Delays sending email in our Asia Pacific (R3) region
Incident Report for Dotdigital
Postmortem

RCA: Delays sending email in our Asia Pacific (R3) region

Summary of impact:

At approximately 00:16 UTC on Tuesday 12th July 2022, customers in our APAC region may have experienced delays in sending campaign emails, test sends and receiving verification emails. Any delayed emails were held in a queue and sent successfully once the issue was resolved. We restored services to normal at 03:05 UTC.

Root Cause:

We use a DNS recursor service for looking up domains prior to sending email to them. Due to a large number of requests, the service entered a throttled state. This meant our sending service couldn’t look up domains in a timely way which caused delays in emails being sent.

Mitigation:

A summarized timeline of events (all times in UTC):

  • 00:20: We were alerted to the issue and begun investigating
  • 01:10: We began a rolling restart of some of our backend services
  • 02:20: We identified that the delays were likely due to issues resolving domain names
  • 02:30: We determined our DNS recursor service had become throttled
  • 02:34: We added additional DNS resolvers to our mail servers and removed the under performing DNS recursor from our configuration
  • 02:40: We observed an improvement in DNS lookups and delayed emails began to send successfully 
  • 02:55: We restarted our DNS recursor server
  • 02:58: We added our DNS recursor server back to configuration

Next Steps:

In order to prevent future issues, we’ll:

  • Review DNS lookup configuration and make changes where appropriate to increase resilience.
  • Enhance logging and monitoring to better monitor for DNS throttling issues and their impact to messaging queues.
Posted Jul 12, 2022 - 14:53 BST

Resolved
Email sending is now fully back to normal in our Asia Pacific (R3) region.
Posted Jul 12, 2022 - 04:04 BST
Monitoring
A fix has been implemented and we're seeing delayed mail beginning to flow normally now.
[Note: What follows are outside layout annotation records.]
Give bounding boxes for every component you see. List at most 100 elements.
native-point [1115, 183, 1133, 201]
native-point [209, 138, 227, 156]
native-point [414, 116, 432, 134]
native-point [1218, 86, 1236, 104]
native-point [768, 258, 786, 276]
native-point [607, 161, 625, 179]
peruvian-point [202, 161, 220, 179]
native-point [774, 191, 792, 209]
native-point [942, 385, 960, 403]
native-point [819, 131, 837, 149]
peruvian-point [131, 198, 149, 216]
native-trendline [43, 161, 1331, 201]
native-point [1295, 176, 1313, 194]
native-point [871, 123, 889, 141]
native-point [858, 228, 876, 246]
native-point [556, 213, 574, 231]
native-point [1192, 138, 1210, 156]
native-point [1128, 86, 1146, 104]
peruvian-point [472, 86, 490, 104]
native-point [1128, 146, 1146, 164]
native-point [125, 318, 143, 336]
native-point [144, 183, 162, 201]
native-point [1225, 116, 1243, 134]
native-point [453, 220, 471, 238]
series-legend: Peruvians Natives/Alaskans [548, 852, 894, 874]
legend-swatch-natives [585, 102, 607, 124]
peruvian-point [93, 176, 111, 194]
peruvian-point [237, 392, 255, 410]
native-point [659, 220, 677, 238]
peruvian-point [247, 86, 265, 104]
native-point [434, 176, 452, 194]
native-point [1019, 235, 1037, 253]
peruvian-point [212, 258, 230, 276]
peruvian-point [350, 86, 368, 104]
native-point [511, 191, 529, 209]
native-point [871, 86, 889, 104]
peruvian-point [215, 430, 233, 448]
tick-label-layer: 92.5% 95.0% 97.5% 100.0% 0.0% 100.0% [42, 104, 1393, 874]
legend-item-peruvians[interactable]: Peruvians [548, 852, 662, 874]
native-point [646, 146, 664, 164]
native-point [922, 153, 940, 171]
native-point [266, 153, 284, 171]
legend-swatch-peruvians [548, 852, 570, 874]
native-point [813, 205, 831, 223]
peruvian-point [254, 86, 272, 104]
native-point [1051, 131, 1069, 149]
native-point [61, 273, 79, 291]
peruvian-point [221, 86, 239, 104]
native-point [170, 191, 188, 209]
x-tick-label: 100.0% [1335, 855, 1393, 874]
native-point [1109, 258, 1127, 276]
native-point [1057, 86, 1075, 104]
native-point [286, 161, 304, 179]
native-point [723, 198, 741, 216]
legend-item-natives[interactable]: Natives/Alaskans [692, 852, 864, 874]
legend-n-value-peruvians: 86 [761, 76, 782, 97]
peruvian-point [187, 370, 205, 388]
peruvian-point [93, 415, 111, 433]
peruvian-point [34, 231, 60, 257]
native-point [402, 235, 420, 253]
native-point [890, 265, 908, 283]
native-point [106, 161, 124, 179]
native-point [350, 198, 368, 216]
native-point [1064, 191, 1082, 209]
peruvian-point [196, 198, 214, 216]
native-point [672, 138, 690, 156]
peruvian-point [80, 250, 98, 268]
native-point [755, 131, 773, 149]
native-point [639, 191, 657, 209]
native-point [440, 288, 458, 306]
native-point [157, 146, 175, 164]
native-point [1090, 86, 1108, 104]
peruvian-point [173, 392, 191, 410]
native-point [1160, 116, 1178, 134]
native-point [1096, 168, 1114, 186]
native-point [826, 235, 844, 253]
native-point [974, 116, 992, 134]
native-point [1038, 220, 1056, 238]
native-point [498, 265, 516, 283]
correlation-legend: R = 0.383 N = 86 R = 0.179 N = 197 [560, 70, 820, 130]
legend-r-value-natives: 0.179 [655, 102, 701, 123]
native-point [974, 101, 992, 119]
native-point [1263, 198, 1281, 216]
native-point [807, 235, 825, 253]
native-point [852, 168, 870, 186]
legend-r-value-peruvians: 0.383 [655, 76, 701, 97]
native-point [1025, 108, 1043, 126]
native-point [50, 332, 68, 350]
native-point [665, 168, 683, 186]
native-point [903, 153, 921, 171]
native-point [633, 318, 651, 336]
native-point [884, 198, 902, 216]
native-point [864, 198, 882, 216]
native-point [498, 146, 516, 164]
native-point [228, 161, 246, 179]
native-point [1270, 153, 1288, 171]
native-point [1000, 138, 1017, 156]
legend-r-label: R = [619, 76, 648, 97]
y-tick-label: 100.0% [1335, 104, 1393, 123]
We'll continue to monitor to ensure that mail flow continues as expected.
Posted Jul 12, 2022 - 03:53 BST
Investigating
We're investigating delays with sending emails in our Asia Pacific region of Dotdigital (R3). Sorry if you're affected by this issue. Our tech team are working as quickly as possible to resolve it and get things back to normal. We'll share another update shortly.
Posted Jul 12, 2022 - 03:17 BST
This incident affected: Asia Pacific - Dotdigital R3 (Asia Pacific - Mail Sending).